Don’t let training go to waste – Deputy COP
By attending the Police Band summer programme, participants have the opportunity to learn skills that will help them to perform better academically.
One hundred and twenty-one children participated in this year’s programme and it concluded on Friday with a graduation ceremony.
Frankie Joseph, the deputy Commissioner of Police, commended parents for allowing their children to participate in the 11th staging of the summer programme, which was held under the theme “Empowering young minds to be disciplined through the art of music”.
“The Royal St Vincent and the Grenadines Police Force and the Police Band did not embark on this summer programme because we wanted to babysit your children over the past four weeks, nor did we implement this programme to merely entertain your children,” he said.
“The Police Band summer programme was conceptualised mainly because of the tremendous and numerous personal benefits that your child or your children can gain from participating in this programme.”
Joseph added that playing an instrument has many benefits, which include learning to be disciplined, increasing memory and brain capacity and boosting listening skills.
The deputy commissioner also said that these skills can positively impact one’s grades at school.
And he urged the participants to not let the skills that they learned during the programme “go to waste”.
Throughout the programme, participants were taught how to play various instruments including the recorder, alto saxophone, trumpet, trombone, keyboard, bass guitar, rhythm guitar, side drums and the steel pan.
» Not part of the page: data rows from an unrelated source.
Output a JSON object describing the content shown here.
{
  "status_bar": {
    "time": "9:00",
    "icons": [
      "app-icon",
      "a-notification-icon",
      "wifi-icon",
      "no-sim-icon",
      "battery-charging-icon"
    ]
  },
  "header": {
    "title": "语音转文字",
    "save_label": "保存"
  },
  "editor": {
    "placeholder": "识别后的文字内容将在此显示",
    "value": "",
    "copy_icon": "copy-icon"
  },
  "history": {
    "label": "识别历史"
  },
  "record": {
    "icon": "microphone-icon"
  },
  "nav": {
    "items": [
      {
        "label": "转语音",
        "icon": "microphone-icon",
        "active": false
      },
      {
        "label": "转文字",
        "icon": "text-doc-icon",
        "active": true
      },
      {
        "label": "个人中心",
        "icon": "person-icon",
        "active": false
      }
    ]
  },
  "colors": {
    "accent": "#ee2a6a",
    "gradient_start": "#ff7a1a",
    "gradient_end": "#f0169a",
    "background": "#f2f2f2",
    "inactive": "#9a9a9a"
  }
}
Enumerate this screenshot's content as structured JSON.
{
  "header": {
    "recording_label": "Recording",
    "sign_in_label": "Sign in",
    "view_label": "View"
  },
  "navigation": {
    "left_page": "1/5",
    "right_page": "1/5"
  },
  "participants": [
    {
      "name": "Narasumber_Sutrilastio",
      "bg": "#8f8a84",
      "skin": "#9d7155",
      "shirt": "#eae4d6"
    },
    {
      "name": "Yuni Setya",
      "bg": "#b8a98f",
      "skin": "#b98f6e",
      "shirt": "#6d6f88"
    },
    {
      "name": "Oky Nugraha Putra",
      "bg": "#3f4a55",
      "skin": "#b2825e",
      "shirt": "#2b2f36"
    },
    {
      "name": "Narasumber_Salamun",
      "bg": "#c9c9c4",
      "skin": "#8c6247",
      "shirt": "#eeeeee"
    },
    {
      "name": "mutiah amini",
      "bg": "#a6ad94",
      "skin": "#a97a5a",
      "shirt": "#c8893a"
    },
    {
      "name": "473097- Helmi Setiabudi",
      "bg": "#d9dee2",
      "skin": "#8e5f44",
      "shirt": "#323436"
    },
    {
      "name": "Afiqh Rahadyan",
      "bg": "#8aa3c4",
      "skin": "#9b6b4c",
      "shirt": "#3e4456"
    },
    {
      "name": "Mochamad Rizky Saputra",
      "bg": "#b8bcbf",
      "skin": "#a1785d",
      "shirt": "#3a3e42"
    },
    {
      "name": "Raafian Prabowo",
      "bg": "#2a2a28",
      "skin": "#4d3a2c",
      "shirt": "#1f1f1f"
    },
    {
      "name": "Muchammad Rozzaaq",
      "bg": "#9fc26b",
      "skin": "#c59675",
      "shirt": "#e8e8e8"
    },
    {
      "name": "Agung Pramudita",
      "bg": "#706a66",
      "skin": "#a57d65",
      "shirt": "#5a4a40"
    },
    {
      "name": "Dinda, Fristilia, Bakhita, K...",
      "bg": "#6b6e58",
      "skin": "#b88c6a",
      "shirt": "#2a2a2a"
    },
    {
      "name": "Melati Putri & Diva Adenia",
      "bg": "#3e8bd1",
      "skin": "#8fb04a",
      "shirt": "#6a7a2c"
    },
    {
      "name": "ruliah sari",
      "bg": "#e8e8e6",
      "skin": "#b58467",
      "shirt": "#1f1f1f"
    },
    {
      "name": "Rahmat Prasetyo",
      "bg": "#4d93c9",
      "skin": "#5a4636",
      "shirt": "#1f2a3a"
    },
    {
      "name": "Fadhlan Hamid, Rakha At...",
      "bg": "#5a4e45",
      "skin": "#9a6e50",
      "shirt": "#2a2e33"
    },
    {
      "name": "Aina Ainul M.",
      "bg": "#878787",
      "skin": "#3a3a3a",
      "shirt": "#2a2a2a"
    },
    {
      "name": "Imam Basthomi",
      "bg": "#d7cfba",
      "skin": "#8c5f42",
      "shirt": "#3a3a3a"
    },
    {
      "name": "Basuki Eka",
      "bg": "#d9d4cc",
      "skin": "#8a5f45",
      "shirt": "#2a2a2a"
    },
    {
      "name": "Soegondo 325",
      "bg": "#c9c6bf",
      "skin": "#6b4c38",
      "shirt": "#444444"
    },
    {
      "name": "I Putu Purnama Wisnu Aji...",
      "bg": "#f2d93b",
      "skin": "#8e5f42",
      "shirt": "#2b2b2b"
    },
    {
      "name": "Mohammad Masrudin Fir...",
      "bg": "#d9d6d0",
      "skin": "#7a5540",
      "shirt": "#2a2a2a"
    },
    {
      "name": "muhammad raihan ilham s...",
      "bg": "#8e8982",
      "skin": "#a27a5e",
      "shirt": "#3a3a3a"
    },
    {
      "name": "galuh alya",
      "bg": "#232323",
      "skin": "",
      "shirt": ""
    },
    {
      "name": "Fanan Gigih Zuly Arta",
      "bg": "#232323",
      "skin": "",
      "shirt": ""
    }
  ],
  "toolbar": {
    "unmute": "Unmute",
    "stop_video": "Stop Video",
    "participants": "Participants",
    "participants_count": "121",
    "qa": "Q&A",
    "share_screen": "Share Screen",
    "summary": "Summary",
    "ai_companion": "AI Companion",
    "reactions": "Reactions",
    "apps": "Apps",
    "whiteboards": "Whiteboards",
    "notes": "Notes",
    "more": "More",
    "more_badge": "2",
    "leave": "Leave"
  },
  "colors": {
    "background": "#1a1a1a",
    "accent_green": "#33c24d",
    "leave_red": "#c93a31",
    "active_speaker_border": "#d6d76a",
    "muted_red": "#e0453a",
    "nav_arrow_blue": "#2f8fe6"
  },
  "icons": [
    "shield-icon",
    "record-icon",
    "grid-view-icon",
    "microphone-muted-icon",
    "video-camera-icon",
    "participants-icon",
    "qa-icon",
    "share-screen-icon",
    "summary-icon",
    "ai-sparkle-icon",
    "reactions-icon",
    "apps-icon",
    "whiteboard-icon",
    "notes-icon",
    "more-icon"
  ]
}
But bandmaster, Assistant Superintendent of Police Daniel Hall said that participants were also exposed to other aspects of music and other material during the programme.
“They were not only taught the practical aspect of music but the theory and rudiments as well. They were also taught how to care for, store and proper posture when playing the instrument,” he said.
Participants also engaged in arts and craft sessions as well as home economics. They were also given talks on discipline, human trafficking, motivation and self-esteem.
“The Police Band summer programme serves as an alternative for students on the long summer vacation. It serves as an opportunity for children age nine to 15 to be gainfully occupied and help to keep them away from mischief,” Hall said. “They are given the opportunity to learn a skill which can harness for future employment. The programme enables students to develop social skills such as cooperation, team work and socialisation.”
Hall thanked the parents for allowing their children to attend the programme as well as band members who helped to make it a success.
After receiving certificates, participants had an opportunity to show off their skills with the saxophone and steel pan.